PORT ANGELES — Dancing “Here Comes the Sun” feels like floating on light.
Moving through “I Want You (She’s So Heavy)” with your partner, though, is more rough and tumble —like a scene from the most torrid love affair.
And “Light Rain,” well, “you’ve never seen anything like it,” says Heather Wallace, one of the 21 ballet dancers soon to arrive here.
The Eugene Ballet Company brings an evening of highly unusual dance in “All You Need Is Love,” a Beatles-and-then-some ballet at the Port Angeles High School auditorium, 304 E. Park Ave., this Sunday.
The 4 p.m. performance will travel through the Beatles’ songbook, from the “White Album” to “Abbey Road” and beyond, from “A Day in the Life” and “Blackbird” to “Let’s Do It in the Road” and “Across the Universe.”
“Love” also will take steps outside the Fab Four’s catalog, into a classical piece, the “Black Swan” pas de deux. Then there will come a comical work, “Channel Surfing,” a rapid-fire survey of 40 kinds of sport.
“Light Rain” a contemporary piece choreographed by Gerald Arpino, is also on the program. It has a way of electrifying audiences, Wallace said. “We’ve actually heard people gasp at the end,” the dancer said of “Rain.”
Much to her delight, she has heard people exclaim, “Oh, my,” as the dancers moved off stage.
With “All You Need Is Love,” the Eugene Ballet company members seek to enchant not only those who regularly go to the ballet, but also those who love popular music.
In addition to classics such as “Swan Lake,” the company has performed with the Portland, Ore., band Pink Martini and created a piece with Pink Floyd’s “Dark Side of the Moon” music.
The Juan de Fuca Festival of the Arts is hosting the Eugene Ballet, which presented “Romeo and Juliet” here in October 2011. Tickets to “All You Need Is Love” are $20 to $25 for adults and $14 to $19 for youths age 12 and younger at www.JFFA.org; Port Book and News, 104 E. First St. in Port Angeles; and Pacific Mist Books, 121 W. Washington St. in Sequim.
Toni Pimble, the company cofounder who choreographed “Love,” grew up with the Beatles. She was born in England, 30 miles outside London and remembers discovering, and then following, the evolution of the four lads from Liverpool.
Like the Beatles’ music, many of “Love’s” dances “are just fun,” Pimble said. Others reflect the history the Beatles explored, from the loneliness that followed the carnage of World War II in “Eleanor Rigby” to the civil rights struggle in “Blackbird.”
“Love” starts out with the strains of “Sgt. Pepper’s Lonely Hearts Club Band,” with dancers portraying John Lennon, Paul McCartney, George Harrison and Ringo Starr. Soon, “A Day in the Life” dawns, and the dancers are off on the Beatles’ creative journey.
“We have nine men in the [ballet] company,” Pimble noted, “and they certainly get a workout” in “Love.”

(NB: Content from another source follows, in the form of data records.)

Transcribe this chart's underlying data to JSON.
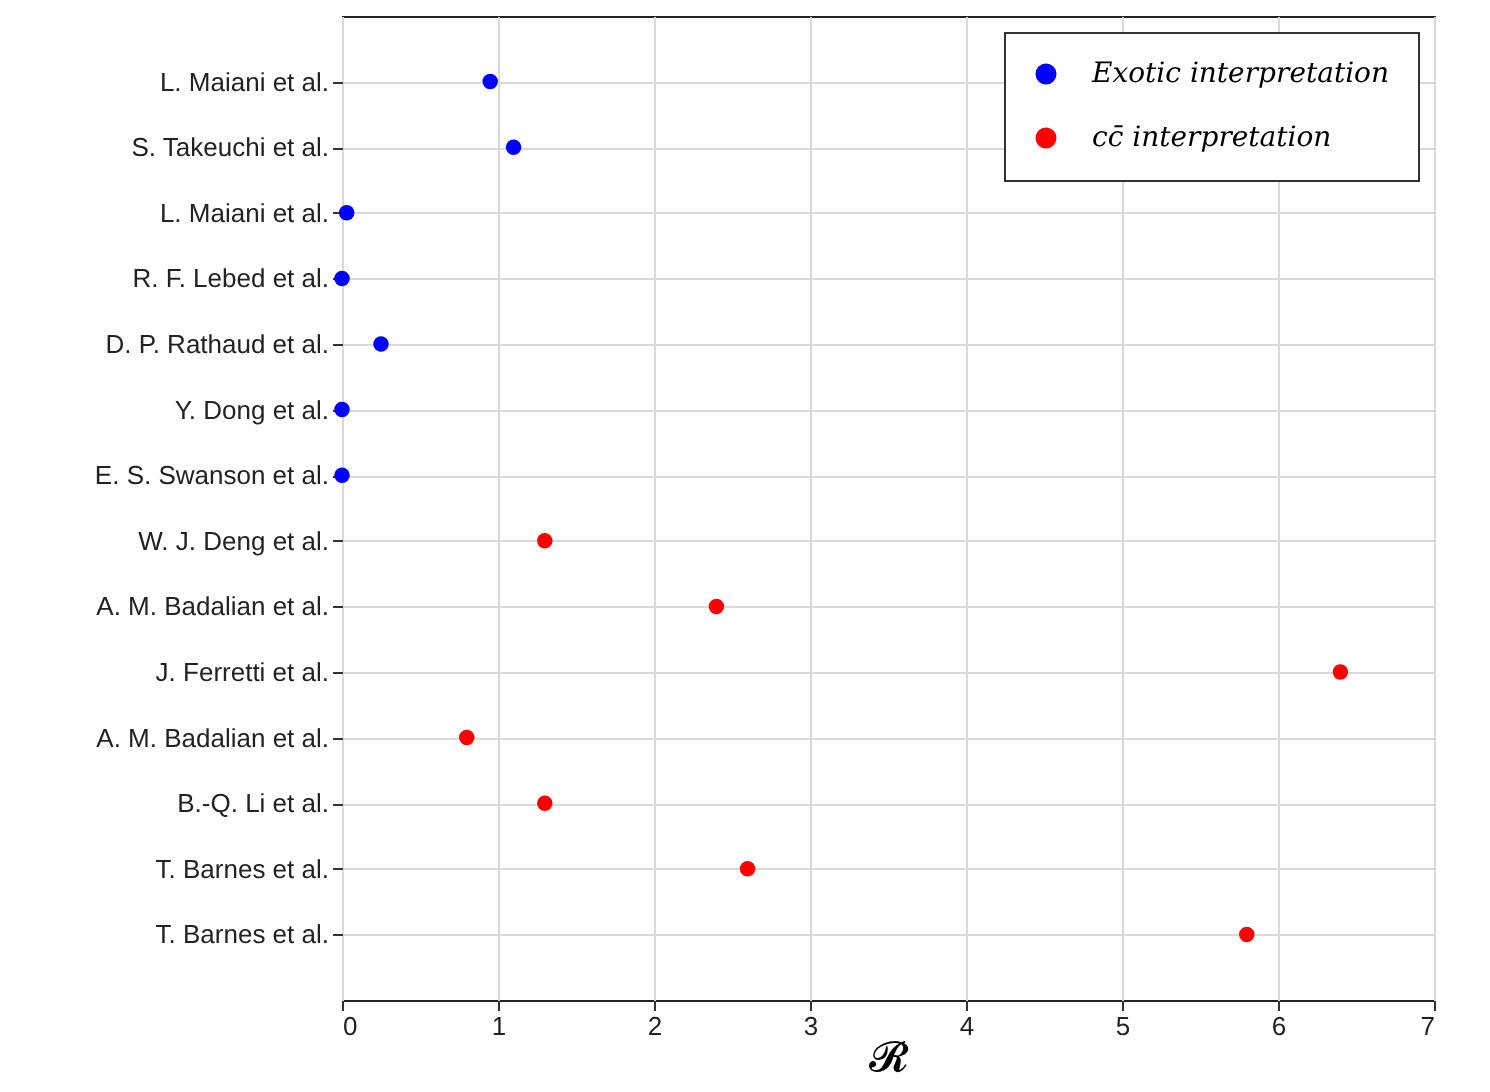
{
  "chart_data": {
    "type": "scatter",
    "orientation": "horizontal",
    "xlabel": "𝓡",
    "categories": [
      "L. Maiani et al.",
      "S. Takeuchi et al.",
      "L. Maiani et al.",
      "R. F. Lebed et al.",
      "D. P. Rathaud et al.",
      "Y. Dong et al.",
      "E. S. Swanson et al.",
      "W. J. Deng et al.",
      "A. M. Badalian et al.",
      "J. Ferretti et al.",
      "A. M. Badalian et al.",
      "B.-Q. Li et al.",
      "T. Barnes et al.",
      "T. Barnes et al."
    ],
    "series": [
      {
        "name": "Exotic interpretation",
        "color": "#0000ff",
        "values": [
          0.95,
          1.1,
          0.03,
          0,
          0.25,
          0,
          0,
          null,
          null,
          null,
          null,
          null,
          null,
          null
        ]
      },
      {
        "name": "cc̄ interpretation",
        "color": "#ff0000",
        "values": [
          null,
          null,
          null,
          null,
          null,
          null,
          null,
          1.3,
          2.4,
          6.4,
          0.8,
          1.3,
          2.6,
          5.8
        ]
      }
    ],
    "xlim": [
      0,
      7
    ],
    "xticks": [
      0,
      1,
      2,
      3,
      4,
      5,
      6,
      7
    ],
    "grid": true,
    "legend": "top right",
    "marker": "circle"
  }
}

In addition, eight of the men dance in the 11-minute “Channel Surfing” piece, evoking dozens of athletic events to music by Michael Torke.
“We reference the different sports very, very quickly,” Pimble said. Often, the audience recognizes the various events just as the dancers exit. “They get it, and they laugh a lot.”
Such laughter and applause are all welcome all the time, added Wallace. With the music in “Love,” she said, “it’s a different energy. Even with the serious pieces, there’s that backbeat going.”
No stiff tutus nor attitudes required for this outing, Wallace added.
“Ballet should be enjoyable,” she declared, “for everybody.”